After the DNC denied law enforcement access to its server, the FBI — under James Comey's flaccid leadership — meekly agreed to accept the findings of CrowdStrike, the DNC's private computer security firm, as to the server's contents. This was in lieu of the FBI's using the legal process to search the server for Russian malware and evidence of hacking.
Why did Comey and the FBI agree to such an impotent, absurd, and self-defeating arrangement? And why to this day has this bizarre situation been allowed to continue?
Special counsel Robert Mueller has been tasked with investigating the alleged Trump-Russia conspiracy. Unlike the feckless Comey, he has used a grand jury and at least one search warrant to obtain evidence. May we expect Mueller to use similar tactics in dealing with the mysteriously recalcitrant DNC? Will the server at long last be subjected to a non-DNC-controlled forensic analysis? Will the server and CrowdStrike's work product be analyzed to either confirm or disprove the presence of Russian malware? And, if none is found, will the special counsel investigate the persons responsible for that deception?

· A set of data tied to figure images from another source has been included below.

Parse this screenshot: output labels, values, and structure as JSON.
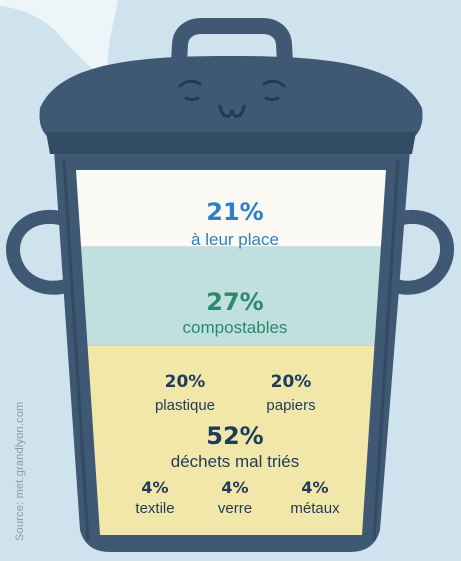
{
  "source": "Source: met.grandlyon.com",
  "colors": {
    "background": "#cfe3ee",
    "bin": "#3f5874",
    "bin_dark": "#334a63",
    "segment_place": "#fbfaf4",
    "segment_compost": "#bfe0de",
    "segment_misorted": "#f1e7a9",
    "text_blue": "#2e7fc7",
    "text_green": "#2a8a6b",
    "text_dark": "#1e3a5c"
  },
  "chart_data": {
    "type": "bar",
    "categories": [
      "à leur place",
      "compostables",
      "déchets mal triés"
    ],
    "values": [
      21,
      27,
      52
    ],
    "unit": "%",
    "breakdown": {
      "parent": "déchets mal triés",
      "categories": [
        "plastique",
        "papiers",
        "textile",
        "verre",
        "métaux"
      ],
      "values": [
        20,
        20,
        4,
        4,
        4
      ]
    }
  },
  "labels": {
    "place_pct": "21%",
    "place_label": "à leur place",
    "compost_pct": "27%",
    "compost_label": "compostables",
    "misorted_pct": "52%",
    "misorted_label": "déchets mal triés",
    "plastique_pct": "20%",
    "plastique_label": "plastique",
    "papiers_pct": "20%",
    "papiers_label": "papiers",
    "textile_pct": "4%",
    "textile_label": "textile",
    "verre_pct": "4%",
    "verre_label": "verre",
    "metaux_pct": "4%",
    "metaux_label": "métaux"
  }
}
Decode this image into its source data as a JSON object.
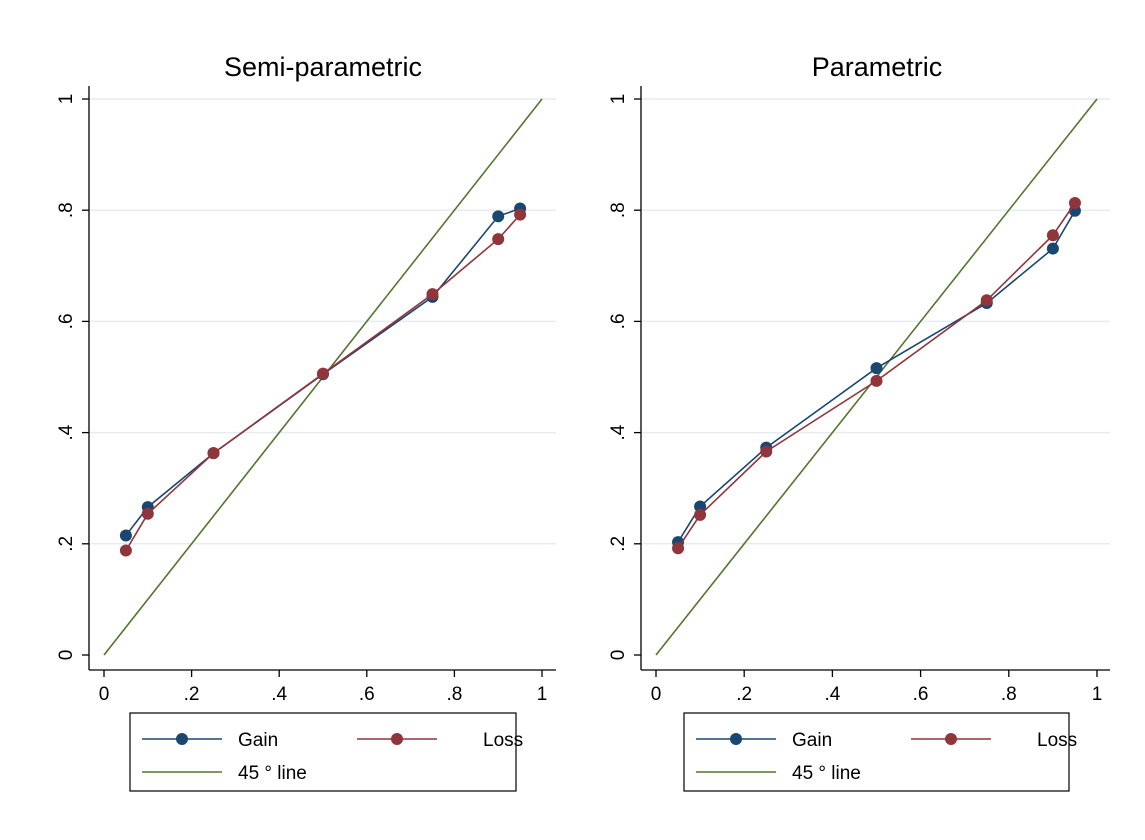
{
  "chart_data": [
    {
      "type": "line",
      "title": "Semi-parametric",
      "xlabel": "",
      "ylabel": "",
      "xlim": [
        0,
        1
      ],
      "ylim": [
        0,
        1
      ],
      "x_ticks": [
        "0",
        ".2",
        ".4",
        ".6",
        ".8",
        "1"
      ],
      "y_ticks": [
        "0",
        ".2",
        ".4",
        ".6",
        ".8",
        "1"
      ],
      "grid": true,
      "legend_placement": "bottom",
      "series": [
        {
          "name": "Gain",
          "color": "#1a476f",
          "marker": "circle",
          "x": [
            0.05,
            0.1,
            0.25,
            0.5,
            0.75,
            0.9,
            0.95
          ],
          "y": [
            0.215,
            0.266,
            0.363,
            0.505,
            0.644,
            0.789,
            0.803
          ]
        },
        {
          "name": "Loss",
          "color": "#90353b",
          "marker": "circle",
          "x": [
            0.05,
            0.1,
            0.25,
            0.5,
            0.75,
            0.9,
            0.95
          ],
          "y": [
            0.188,
            0.254,
            0.363,
            0.506,
            0.649,
            0.748,
            0.792
          ]
        },
        {
          "name": "45 ° line",
          "color": "#55752f",
          "marker": "none",
          "x": [
            0,
            1
          ],
          "y": [
            0,
            1
          ]
        }
      ]
    },
    {
      "type": "line",
      "title": "Parametric",
      "xlabel": "",
      "ylabel": "",
      "xlim": [
        0,
        1
      ],
      "ylim": [
        0,
        1
      ],
      "x_ticks": [
        "0",
        ".2",
        ".4",
        ".6",
        ".8",
        "1"
      ],
      "y_ticks": [
        "0",
        ".2",
        ".4",
        ".6",
        ".8",
        "1"
      ],
      "grid": true,
      "legend_placement": "bottom",
      "series": [
        {
          "name": "Gain",
          "color": "#1a476f",
          "marker": "circle",
          "x": [
            0.05,
            0.1,
            0.25,
            0.5,
            0.75,
            0.9,
            0.95
          ],
          "y": [
            0.203,
            0.267,
            0.373,
            0.516,
            0.633,
            0.731,
            0.799
          ]
        },
        {
          "name": "Loss",
          "color": "#90353b",
          "marker": "circle",
          "x": [
            0.05,
            0.1,
            0.25,
            0.5,
            0.75,
            0.9,
            0.95
          ],
          "y": [
            0.192,
            0.252,
            0.366,
            0.493,
            0.638,
            0.755,
            0.813
          ]
        },
        {
          "name": "45 ° line",
          "color": "#55752f",
          "marker": "none",
          "x": [
            0,
            1
          ],
          "y": [
            0,
            1
          ]
        }
      ]
    }
  ]
}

Will the DNC files released by Guccifer 2.0 be analyzed to determine if they were, as VIPS has concluded, altered to give the false impression that the Russians had hacked the server? If so, will Mueller pursue those responsible for the adulteration? If, as appears likely, the server was not hacked, will Mueller investigate why Hillary Clinton and the DNC claimed it was? Will he investigate whether the DNC files were stolen by someone who had direct physical access to the DNC server? Will he try to determine who at the DNC had a motive to leak the files? Could it be someone who wanted to make public Clinton and the DNC's underhanded treatment of Sanders?
These are but a few of the areas of inquiry that any fair and competent investigator intent on getting to the truth would pursue. Will Mueller honestly and vigorously investigate them at the risk of incurring the anti-Trump media's wrath and possibly exposing the Russia-hacking story as a carefully orchestrated falsehood by Clinton and the DNC?
Or will the unraveling Russiagate fable continue to be a fig leaf for a one-sided, politically motivated effort by Mueller and his staff of Hillary Clinton supporters to undo the outcome of the 2016 presidential election?